Synthetic Biology Interdisciplinary Challenge 4
Designing communities of cells: How do we create communication and collaboration between cells to allow for specialization and division of labor?

Challenge Summary
Synthetic biology often focuses on engineering individual strains of microbial or other organisms to implement novel behaviors or metabolic functions in a cell autonomous manner. This approach, while powerful, appears to overlook one of the most basic aspects of biological systems: the ability of different species or cell types to interact with one another in order to generate behaviors that would be less feasible or impossible with a single genotype. In natural ecosystems, consortia of multiple species are commonplace, and many, perhaps most, species are non-culturable in isolation, requiring signals or nutrients from other species to grow.  Some metabolic functions may be more efficient when divided between strains, compared to when implemented in a single genotype.  Thus, multi-genotype/multi-cell type systems provide an opportunity for specialization and optimization not possible with homogenous cultures. Two examples of such optimization include the ability to compartmentalize different biosynthetic reactions in different cells that are chemically incompatible with each other, and the ability to create coherent structures that are dramatically larger than the size limit imposed by the dimensions of a cell.
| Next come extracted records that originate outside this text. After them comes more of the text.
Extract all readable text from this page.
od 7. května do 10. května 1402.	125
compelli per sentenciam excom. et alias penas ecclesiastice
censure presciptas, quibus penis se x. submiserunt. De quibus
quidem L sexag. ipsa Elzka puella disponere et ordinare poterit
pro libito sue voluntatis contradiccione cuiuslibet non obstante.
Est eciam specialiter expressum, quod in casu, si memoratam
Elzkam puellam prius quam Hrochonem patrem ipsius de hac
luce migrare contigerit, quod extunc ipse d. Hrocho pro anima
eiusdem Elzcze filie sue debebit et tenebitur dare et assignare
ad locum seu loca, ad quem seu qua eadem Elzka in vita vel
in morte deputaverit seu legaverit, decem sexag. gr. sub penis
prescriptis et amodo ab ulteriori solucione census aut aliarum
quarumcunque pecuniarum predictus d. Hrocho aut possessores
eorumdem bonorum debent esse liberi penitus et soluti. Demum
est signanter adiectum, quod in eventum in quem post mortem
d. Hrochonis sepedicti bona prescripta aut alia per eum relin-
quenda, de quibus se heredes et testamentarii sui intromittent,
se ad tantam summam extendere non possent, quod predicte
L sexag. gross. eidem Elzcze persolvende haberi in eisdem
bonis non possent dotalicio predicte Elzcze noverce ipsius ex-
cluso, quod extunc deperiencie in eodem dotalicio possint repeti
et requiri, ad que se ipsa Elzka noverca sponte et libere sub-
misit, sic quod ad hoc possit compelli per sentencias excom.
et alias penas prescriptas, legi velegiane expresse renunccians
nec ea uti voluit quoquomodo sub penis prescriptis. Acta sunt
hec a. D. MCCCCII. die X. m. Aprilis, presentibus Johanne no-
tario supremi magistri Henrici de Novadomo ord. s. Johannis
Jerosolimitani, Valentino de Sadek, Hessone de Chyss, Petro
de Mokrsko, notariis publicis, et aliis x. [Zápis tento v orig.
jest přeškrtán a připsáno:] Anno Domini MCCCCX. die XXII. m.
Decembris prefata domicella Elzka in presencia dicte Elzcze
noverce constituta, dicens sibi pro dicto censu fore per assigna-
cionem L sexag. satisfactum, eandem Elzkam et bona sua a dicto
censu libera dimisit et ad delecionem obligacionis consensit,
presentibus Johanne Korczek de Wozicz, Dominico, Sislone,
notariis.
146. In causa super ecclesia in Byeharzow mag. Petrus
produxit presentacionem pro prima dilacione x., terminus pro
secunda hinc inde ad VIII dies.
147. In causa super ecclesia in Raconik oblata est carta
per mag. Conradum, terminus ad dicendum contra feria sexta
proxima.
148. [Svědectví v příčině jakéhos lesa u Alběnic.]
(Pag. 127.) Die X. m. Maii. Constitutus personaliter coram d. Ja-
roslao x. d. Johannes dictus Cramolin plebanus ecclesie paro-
Nevertheless, polycultures present a number of unique challenges compared to monocultures, such as engineering ecological stability (preventing one genotype from taking over the population).  Signaling between cells and populations is crucial to organize multiple populations.  Clearly, expanding synthetic biology to polyculture systems will require better understanding and control of basic ecological principles, signaling systems, determinants of evolutionary stability, population synchronization, and the constraints inherent in complex metabolic pathways.   In addition, problems inherent to all synthetic biology projects, such as uncertainty about the effects of a synthetic circuit on host growth rate, or uncertainty in biochemical parameters, could be even more challenging in the polyculture context. 

Here we will discuss the key issues, opportunities, and challenges that we will face in efforts to make use of the “parallelism” inherent in polyculture systems. 

Key Questions

• How can one engineer self-synchronizing populations, that behave coherently, despite cell-cell variability?
• How do we achieve effective cell communication over multiple length and time scales? For example, what are strategies for cell communication to nearest neighbors, over several cell layers and across an entire culture? How do we design cells to self organize into defined three-dimensional structures (Example: organs). Temporally, how do we synchronize cell cycles or metabolic states? 
• What kinds of metabolic processes are best carried out through the cooperative action of distinct strains, rather than consolidated in a single cell? 
• Are there advantages to spreading out metabolic functions even when the individual pathways involved are chemically compatible with each other? (Example: Chris Voigt’s research, http://www.voigtlab.ucsf.edu/.)
• What are optimal strategies for engineering ecological systems that maintain programmable population fractions?  How can such a system be made ecologically and evolutionarily stable, i.e. robust to invasion by “cheaters”? (Example: Alexander van Oudenaarden’s research, http://web.mit.edu/biophysics; and Wenying Shou’s COSMO, see reading reference below.)
• What applications might exist for controlled multi-population systems?
• Trojan horses: How do we engineer organisms that can invade and flourish in natural populations while altering the behavior of the affected organism/ecosystem in a controlled and desirable manner. (Example: Bruce Hay’s work on making elements that invade and spread through mosquito populations while making them resistant to malaria, www.its.caltech.edu/~haylab.)